Still no news about the Lexicon. The long vigil continues.
I just saw this article by Professor Alastair McCleery of the Scottish Centre for the Book, Napier University:
Dead Hands Keep a Closed Book No, don't worry - that rather startling title doesn't mean he is advocating death to writers, but hoping that the descendents of deceased writers will allow more freedom for academic writers to use the published works of the departed. He is complaining about copyright "extension" which allows nearly perpetual copyrights for heirs to a literary estate.
And yes, that would mean a loosening of the copyright laws in some cases, and he goes through quite a bit of the history of copyright, and UK legislation. But methinks the Scottish professor contradicts himself and sounds a bit like an intellectual snob when he singles out the HP Lexicon as a special case because he sees it as "nakedly parasitical." Come on . . . really?
First McLeery writes:
. . . "Intellectual property must at some point become available to all so that it can work to the public good. This is not a legal principle that must be fought for but one that must be exploited without reservation."
. . . instead of welcoming the opportunities to stimulate interest in an author's work and thereby to increase the revenues derived from it, literary estates can block them out of an kneejerk conservatism towards an unfamiliar medium and a fear of loss of control of the heritage they are protecting.
Our academic perspective privileges the generation and transmission of new ideas and learning conducted in an atmosphere of liberty of action and freedom of expression. The viewpoint of the literary estates (and their publishers) is based on a desire to control use of copyright material and exploit it to the full commercially. Both positions are reflected in copyright law itself; yet only that of ownership is stressed and promoted.
No mention of whether the original author or copyright owner should decide how "creative" a work is in order to bestow the privilege of quoting and summarizing. No - even a dry history book, biography, or literary analysis should have "freedom of expression." But then he switches his opinion on the HP Lexicon, which is a special case undeserving of such "liberty":
About the Lexicon: "Other derivative works that have been challenged using copyright have tended to be much more creative responses to existing works rather than so nakedly parasitical."
Sorry, Professor. I think you are being a bit hypocritical there. Don't collegians and academic writers create indexes and lexicons? Don't they actually get tenure based on publishing works about other works? Of course they do. I would never call an academic writer a "parasite," though, because criticism is the rock core of understanding and analyzing literature.
The word "parasitical" is reminiscent of phrases used by the Plaintiff side in the course of the Lexicon trial, and it's a nice echo coming a fellow Scot. However, McLeery cannot have it both ways. Either Fair Use protects all sorts of works, or it protects none. It shouldn't be up to the author or the Court to decide what is "creative" and what is not.
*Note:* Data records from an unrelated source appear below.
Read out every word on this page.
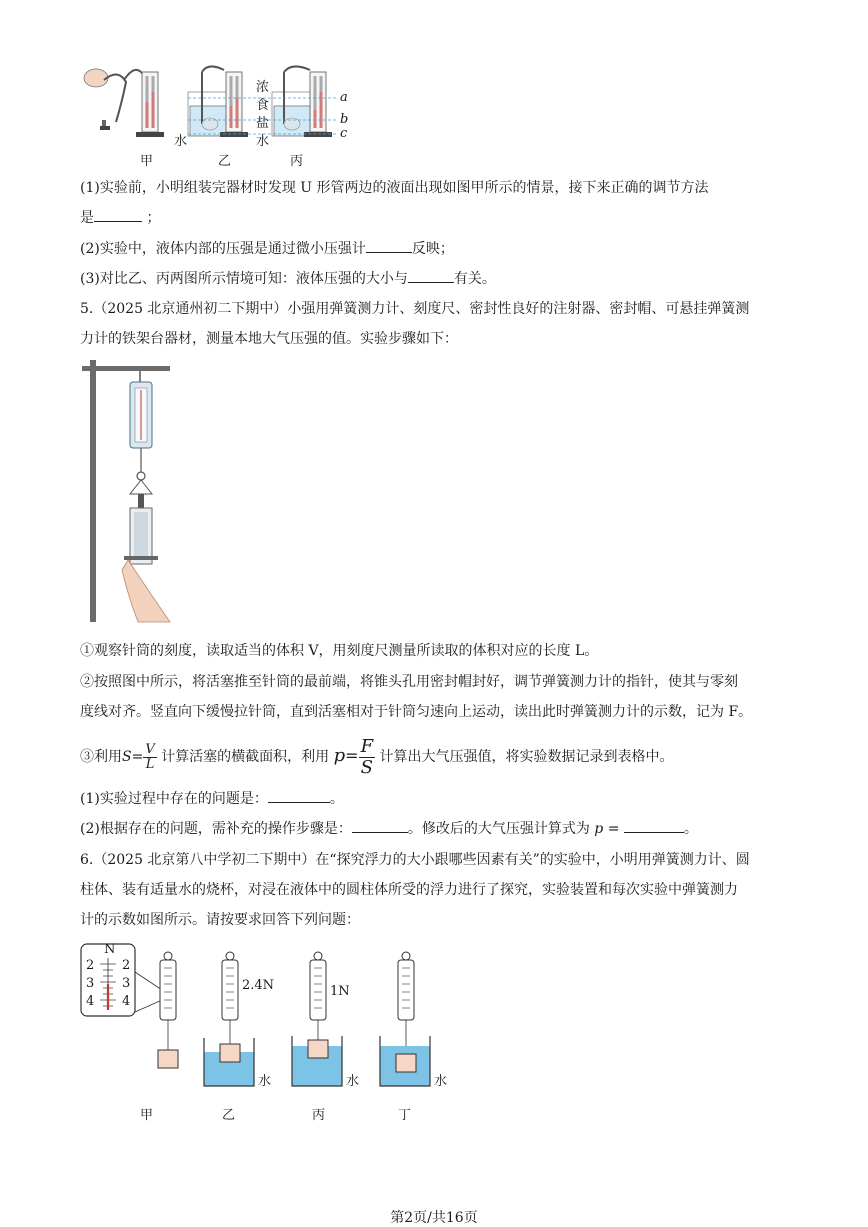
甲	乙	丙
水
浓
食
盐
水
a
b
c
(1)实验前，小明组装完器材时发现 U 形管两边的液面出现如图甲所示的情景，接下来正确的调节方法
是	；
(2)实验中，液体内部的压强是通过微小压强计	反映；
(3)对比乙、丙两图所示情境可知：液体压强的大小与	有关。
5.（2025 北京通州初二下期中）小强用弹簧测力计、刻度尺、密封性良好的注射器、密封帽、可悬挂弹簧测
力计的铁架台器材，测量本地大气压强的值。实验步骤如下：
①观察针筒的刻度，读取适当的体积 V，用刻度尺测量所读取的体积对应的长度 L。
②按照图中所示，将活塞推至针筒的最前端，将锥头孔用密封帽封好，调节弹簧测力计的指针，使其与零刻
度线对齐。竖直向下缓慢拉针筒，直到活塞相对于针筒匀速向上运动，读出此时弹簧测力计的示数，记为 F。
③利用$S= \frac{V}{L}$ 计算活塞的横截面积，利用 $p= \frac{F}{S}$ 计算出大气压强值，将实验数据记录到表格中。
(1)实验过程中存在的问题是：	。
(2)根据存在的问题，需补充的操作步骤是：	。修改后的大气压强计算式为 p =	。
6.（2025 北京第八中学初二下期中）在“探究浮力的大小跟哪些因素有关”的实验中，小明用弹簧测力计、圆
柱体、装有适量水的烧杯，对浸在液体中的圆柱体所受的浮力进行了探究，实验装置和每次实验中弹簧测力
计的示数如图所示。请按要求回答下列问题：
N
2
3
4
2
3
4
2.4N	1N
水	水	水
甲	乙	丙	丁
第2页/共16页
I daresay, in the U.S., most juries would probably rule that most academic writing is not "creative" but "factual" and they might even find it to be a form of parasitical green algae growing on the upper crust of Higher Education. That may be untrue and unjust, but there could be alot of strange rulings if the legal choice is between "creative worship" and "parasitical crap."
If things were that simple, this case would already be over.